Il a demandé "que ces attaques cessent immédiatement et qu'Israël cesse de mettre en danger les civils syriens et respecte le droit international".
- "Prétexte" -
Les frappes se sont encore intensifiées après des violences confessionnelles en début de semaine près de Damas entre groupes armés liés au pouvoir et combattants druzes, qui ont fait plus de 100 morts selon l'Observatoire syrien des droits de l'homme (OSDH).
Samedi avant l'aube, plus de 20 frappes ont visé des sites militaires en Syrie, "les plus violentes" cette année d'après l'ONG.
L'agence officielle syrienne Sana a fait état d'un civil tué dans l'une des frappes qui ont visé, selon l'armée israélienne, des infrastructures militaires.
Les combats à Jaramana et Sahnaya, près de Damas, où vivent des druzes et des chrétiens, et à Soueïda (sud) ont été déclenchés lundi soir par une attaque de groupes armés affiliés au pouvoir après la diffusion d'un message audio attribué à un druze et jugé blasphématoire à l'égard du prophète Mahomet.
Un calme précaire a été rétabli mercredi après des accords entre représentants des druzes et du pouvoir. Des troupes gouvernementales ont été déployées à Sahnaya et la sécurité a été renforcée autour de Jaramana.
Les autorités syriennes ont mis en cause des éléments échappant à leur contrôle dans les combats.
Pour Andreas Krieg, spécialiste de la sécurité au Moyen-Orient à King's College London, "Israël cherche à utiliser la communauté druze, comme il l'a fait avec les Kurdes ou d'autres minorités (...) afin d'affaiblir ou de déstabiliser ses voisins arabes."
"Israël utilise manifestement maintenant (la défense de la communauté druze, ndlr) comme une sorte de prétexte pour justifier son occupation militaire (...) de certaines parties de la Syrie", estime-t-il.
- Déploiement israélien -
Samedi, Israël a rappelé que son armée était déployée dans le sud syrien sans dire où exactement. Il a affirmé que ses forces étaient "prêtes à empêcher l'entrée de forces hostiles dans les villages druzes".
"Leur présence serait limitée à la province de Qouneitra (sur le plateau du Golan), où ils ont établi des positions après la chute d'Assad", a dit à l'AFP un responsable local druze à Soueïda.

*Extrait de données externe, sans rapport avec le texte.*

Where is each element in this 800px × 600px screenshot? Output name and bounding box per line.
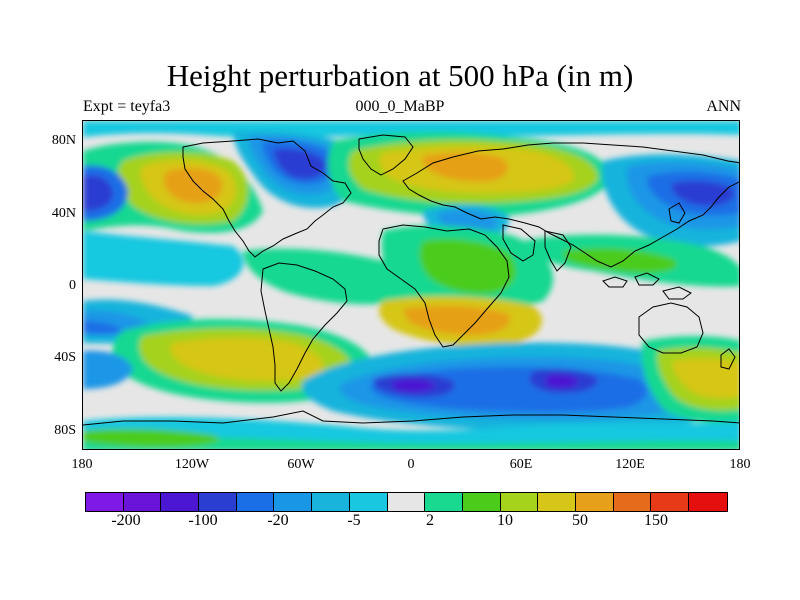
coastlines: [83, 134, 739, 426]
colorbar-label: 2: [426, 512, 434, 529]
x-tick-label-60e: 60E: [509, 457, 533, 472]
y-tick-label-80s: 80S: [54, 423, 76, 438]
colorbar-swatch-2: [161, 493, 200, 511]
colorbar-swatch-3: [199, 493, 237, 511]
colorbar-swatch-12: [538, 493, 576, 511]
colorbar-swatch-13: [575, 493, 614, 511]
colorbar-swatch-0: [86, 493, 124, 511]
colorbar-swatch-5: [274, 493, 313, 511]
x-tick-label-120w: 120W: [174, 457, 210, 472]
colorbar: [85, 492, 728, 512]
time-label: 000_0_MaBP: [355, 98, 445, 115]
colorbar-swatch-11: [500, 493, 539, 511]
contour-map: [83, 121, 739, 449]
plot-title: Height perturbation at 500 hPa (in m): [166, 58, 634, 93]
x-tick-label-180w: 180: [71, 457, 93, 472]
colorbar-label: -100: [188, 512, 218, 529]
colorbar-label: -5: [347, 512, 361, 529]
colorbar-swatch-14: [613, 493, 652, 511]
season-label: ANN: [706, 98, 741, 115]
colorbar-swatch-10: [462, 493, 501, 511]
colorbar-label: 50: [572, 512, 588, 529]
colorbar-label: -20: [267, 512, 289, 529]
x-tick-label-0: 0: [407, 457, 415, 472]
experiment-label: Expt = teyfa3: [83, 98, 171, 115]
colorbar-swatch-6: [312, 493, 350, 511]
colorbar-swatch-16: [689, 493, 727, 511]
colorbar-label: 150: [644, 512, 668, 529]
colorbar-swatch-7: [349, 493, 388, 511]
map-plot-area: [82, 120, 740, 450]
colorbar-label: 10: [497, 512, 513, 529]
y-tick-label-0: 0: [69, 278, 76, 293]
colorbar-swatch-9: [425, 493, 463, 511]
colorbar-swatch-1: [123, 493, 162, 511]
y-tick-label-40s: 40S: [54, 350, 76, 365]
colorbar-swatch-8: [387, 493, 426, 511]
contour-fills: [83, 121, 739, 449]
x-tick-label-120e: 120E: [615, 457, 645, 472]
x-tick-label-180e: 180: [729, 457, 751, 472]
y-tick-label-80n: 80N: [51, 133, 76, 148]
x-tick-label-60w: 60W: [287, 457, 315, 472]
colorbar-swatch-4: [236, 493, 275, 511]
y-tick-label-40n: 40N: [51, 206, 76, 221]
colorbar-swatch-15: [651, 493, 689, 511]
colorbar-label: -200: [111, 512, 141, 529]
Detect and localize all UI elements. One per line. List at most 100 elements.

Israël, techniquement en état de guerre avec la Syrie, occupe depuis la guerre israélo-arabe de 1967 une partie du Golan syrien (sud-ouest). Dans la foulée de la chute de M. Assad, Israël a annoncé le déploiement de son armée dans la zone tampon démilitarisée du Golan, à la lisière de la partie occupée de ce plateau.
Après l'installation à Damas d'un pouvoir dirigé par des islamistes, le Premier ministre israélien Benjamin Netanyahu avait "exigé la démilitarisation totale du sud de la Syrie" afin de "contrer toute menace" contre son pays.
Samedi, ses ennemis jurés, l'Iran et le Hezbollah, ont condamné les frappes israéliennes en Syrie, Téhéran accusant Israël de chercher à "détruire les capacités de défense" syriennes.